Мать схоронили на погосте, в отчем месте, как она и просила, близ родителей. Когда обряжали в гроб, плакали все. Феня ревела в голос, плакал Ойнас, девка тоже шмыгала носом. Плакали соседки, собравшиеся проводить покойницу.

На погосте, когда засыпали могилу и утвердили крест, бабка Олена завела высоким чистым голосом похоронную причеть. Вопила-пересказывала всю Верину жизнь, и беды, и разоренья, и вдовство, и пожары. Другая соседка подголашивала ей. Когда бабы смолкли, звонко и радостно защебетала какая-то птичка, и все подняли головы и прислушались. Кончив, разделили кутью, съели, высыпали на могилу для птиц. Когда-нибудь и мать обернется птичкой, прилетит поглядеть на хоромное строеньице, на природную кровинушку, на своих внучат-правнуков…

Негустая толпа княжевецких сельчан с погоста отправилась к Федору помянуть покойницу. Вспоминали о ней только доброе. Быстро захмелевший дед Никанор (он уже с трудом ходил, но тут выполз и на кладбище был со всеми) кричал:

– Веруха! Ты, Федька, гордись, твоя матка… Эх!

Ему не хватало слов, он мотал головой и, сникая, ронял старческие слезы. Бабы успокаивали старика, подливали пива. И Федору, сквозь рвущую боль в груди, было радостно, что поминают неложно, добром, что и верно, не делала его мать никогда и никакого зла людям.

Грикша, предупрежденный через монастырских, приехал из Москвы на сороковины.

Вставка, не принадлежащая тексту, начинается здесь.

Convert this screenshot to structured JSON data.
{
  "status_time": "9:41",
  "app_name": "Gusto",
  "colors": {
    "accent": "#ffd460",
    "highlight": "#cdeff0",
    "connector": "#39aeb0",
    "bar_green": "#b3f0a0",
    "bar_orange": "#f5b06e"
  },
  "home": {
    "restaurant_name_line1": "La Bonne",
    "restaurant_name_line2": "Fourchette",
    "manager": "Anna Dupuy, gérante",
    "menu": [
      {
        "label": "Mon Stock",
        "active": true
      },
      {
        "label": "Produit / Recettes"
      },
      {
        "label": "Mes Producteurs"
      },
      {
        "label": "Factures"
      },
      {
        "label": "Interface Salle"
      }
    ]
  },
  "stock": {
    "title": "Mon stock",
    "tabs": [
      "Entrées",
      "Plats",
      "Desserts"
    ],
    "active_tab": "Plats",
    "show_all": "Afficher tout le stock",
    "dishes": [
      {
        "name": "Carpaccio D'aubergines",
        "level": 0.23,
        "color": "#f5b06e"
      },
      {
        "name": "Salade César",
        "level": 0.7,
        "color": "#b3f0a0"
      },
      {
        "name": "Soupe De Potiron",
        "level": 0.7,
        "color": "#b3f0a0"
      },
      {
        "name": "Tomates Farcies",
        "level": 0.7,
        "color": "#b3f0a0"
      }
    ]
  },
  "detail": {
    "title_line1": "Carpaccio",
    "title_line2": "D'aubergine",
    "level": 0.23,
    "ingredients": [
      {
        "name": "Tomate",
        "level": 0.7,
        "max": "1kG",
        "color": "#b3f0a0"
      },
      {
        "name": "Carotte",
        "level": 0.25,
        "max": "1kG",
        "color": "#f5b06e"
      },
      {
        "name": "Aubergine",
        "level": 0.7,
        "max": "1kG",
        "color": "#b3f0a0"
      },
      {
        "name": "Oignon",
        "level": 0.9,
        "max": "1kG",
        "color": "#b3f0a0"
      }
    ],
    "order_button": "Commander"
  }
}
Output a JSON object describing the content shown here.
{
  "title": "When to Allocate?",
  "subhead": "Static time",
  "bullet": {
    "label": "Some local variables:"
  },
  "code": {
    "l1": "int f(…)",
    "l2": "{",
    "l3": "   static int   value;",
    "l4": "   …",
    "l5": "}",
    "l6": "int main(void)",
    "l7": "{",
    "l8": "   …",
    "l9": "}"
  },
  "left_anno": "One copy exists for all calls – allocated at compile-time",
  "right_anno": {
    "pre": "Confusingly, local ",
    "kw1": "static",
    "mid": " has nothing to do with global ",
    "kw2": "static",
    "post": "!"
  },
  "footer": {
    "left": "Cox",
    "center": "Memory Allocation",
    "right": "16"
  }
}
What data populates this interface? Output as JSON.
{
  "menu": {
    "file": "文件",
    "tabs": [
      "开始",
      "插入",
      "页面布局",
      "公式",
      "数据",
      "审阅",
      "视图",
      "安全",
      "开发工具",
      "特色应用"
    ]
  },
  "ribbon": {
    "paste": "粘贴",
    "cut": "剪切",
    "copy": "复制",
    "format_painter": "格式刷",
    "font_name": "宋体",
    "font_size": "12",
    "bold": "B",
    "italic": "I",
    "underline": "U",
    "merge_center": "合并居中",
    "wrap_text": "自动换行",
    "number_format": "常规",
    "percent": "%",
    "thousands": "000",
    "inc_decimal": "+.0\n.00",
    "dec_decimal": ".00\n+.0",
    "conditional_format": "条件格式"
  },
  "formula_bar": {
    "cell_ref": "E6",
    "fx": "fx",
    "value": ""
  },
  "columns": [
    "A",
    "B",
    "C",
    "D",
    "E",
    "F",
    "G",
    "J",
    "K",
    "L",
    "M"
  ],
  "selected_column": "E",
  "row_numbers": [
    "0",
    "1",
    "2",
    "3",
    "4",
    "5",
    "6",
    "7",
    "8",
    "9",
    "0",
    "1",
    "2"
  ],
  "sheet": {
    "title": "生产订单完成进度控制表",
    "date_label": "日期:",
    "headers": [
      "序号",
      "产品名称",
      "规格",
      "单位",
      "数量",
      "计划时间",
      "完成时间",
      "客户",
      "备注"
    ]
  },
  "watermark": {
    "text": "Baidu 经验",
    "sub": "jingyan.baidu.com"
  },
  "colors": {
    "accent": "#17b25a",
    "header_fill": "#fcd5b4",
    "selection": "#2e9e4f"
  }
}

Он был уже совсем седой, как-то Федор увидел это только теперь.

Наследство они поделили без спора, да и делить-то было нечего. Нынешний двор Федор ставил сам, без помощи брата. Он отдал Грикше одного коня, за прочее заплатил серебром. Землю делить не стали, Грикше все одно пришлось бы ее запустошить. Поспорили малость только о кое-каких старинных вещах, что хранились в материной укладке. Обоим они были дороги как память об отце. Грикша скоро уехал к себе, в Москву, а Федор с Ойнасом начали готовиться к жатве. Уже поспевал хлеб.

Глава 112

Этой зимой на Руси было спокойно. Орде хватало своих забот. Великому князю Андрею тоже пока было не до Переяславля. Хан Тохта в первом сражении с Ногаем, на Дону, был разбит и отступил, однако с помощью русских войск вновь начинал теснить своего врага. Монгольские эмиры покидали Ногая, и уже ясно стало, что тому долго не продержаться. После разорения Кафы, резни в Крыму и убийства родичей, учиненного сыновьями Ногая, от него отвернулись все, кроме половцев и алан – недавних врагов Орды.

Зима была малоснежной, и весна наступила быстро. Данил Лексаныч о Рождестве гостил в Переяславле у племянника, у которого этою зимой умерла мать, вдова великого князя Дмитрия, ездил в Тверь, сына Юрия начинал приучать к хозяйству, поручая ему то одно, то другое, сам же все чаще бывал в Даниловом монастыре, отстаивал службу, почасту и трапезовал с братией да ставил и ставил новые села.

Когда паводок согнал снега, Юрий отправился вместо отца объезжать волости. Возвращался веселый. Скидывая чапан, заляпанный грязью, разливая густой запах конского пота, хвастал:

– Зеленя хороши! Скрозь проскакали от Красного до Рузы. Мужики пашут вовсю. Сады смотрел. Надоть баб послать порыхлить под яблонями, да зайцы кой-где погрызли, пообрезать тоже нать. Дневали в Звенигороде, уху хлебали из икряных ершей – хорошо! Купцов скоро ждать новгорочких надоть!

– Пристаня чинят?

– Минич смотрел… Гляну ввечеру.

– То-то! Анбары кой-где перекрыть, с зимы прохудились.

– Росчисти смотрел за Истрой, рязанских убеглых дворов с полста тамо можно поставить.

– Мужиков одних пошли. Преже пущай подымут целину, в шатрах поживут, ничо! Скажи Афоньке: месячину дать им из нашего. А бабы тут на дворе да на огородах до поры, до хором. Приглядишь тамо, чтоб сорому не было от ратных. Народ ить молодой и в грех не возьмут! А мужикам лишней обиды тоже не нать.

Данил слушал сына довольный. Юрий, кажись, не шутя начал вникать в хозяйство. Выслушав, остерег:

– Не посохло бы только. Вода нынче низко стоит.

– Да, старики баяли… – рассеянно отмолвил Юрий.

– Старики, они знают! – возразил Данил. – Им от дедов-прадедов знатьё пришло. Стариками не гребуй… Наказывай там, пущай поболе в низинах, под лесом, пашут, где самая мокрядь. Нынче ничо не вымокнет, не того бояться нать.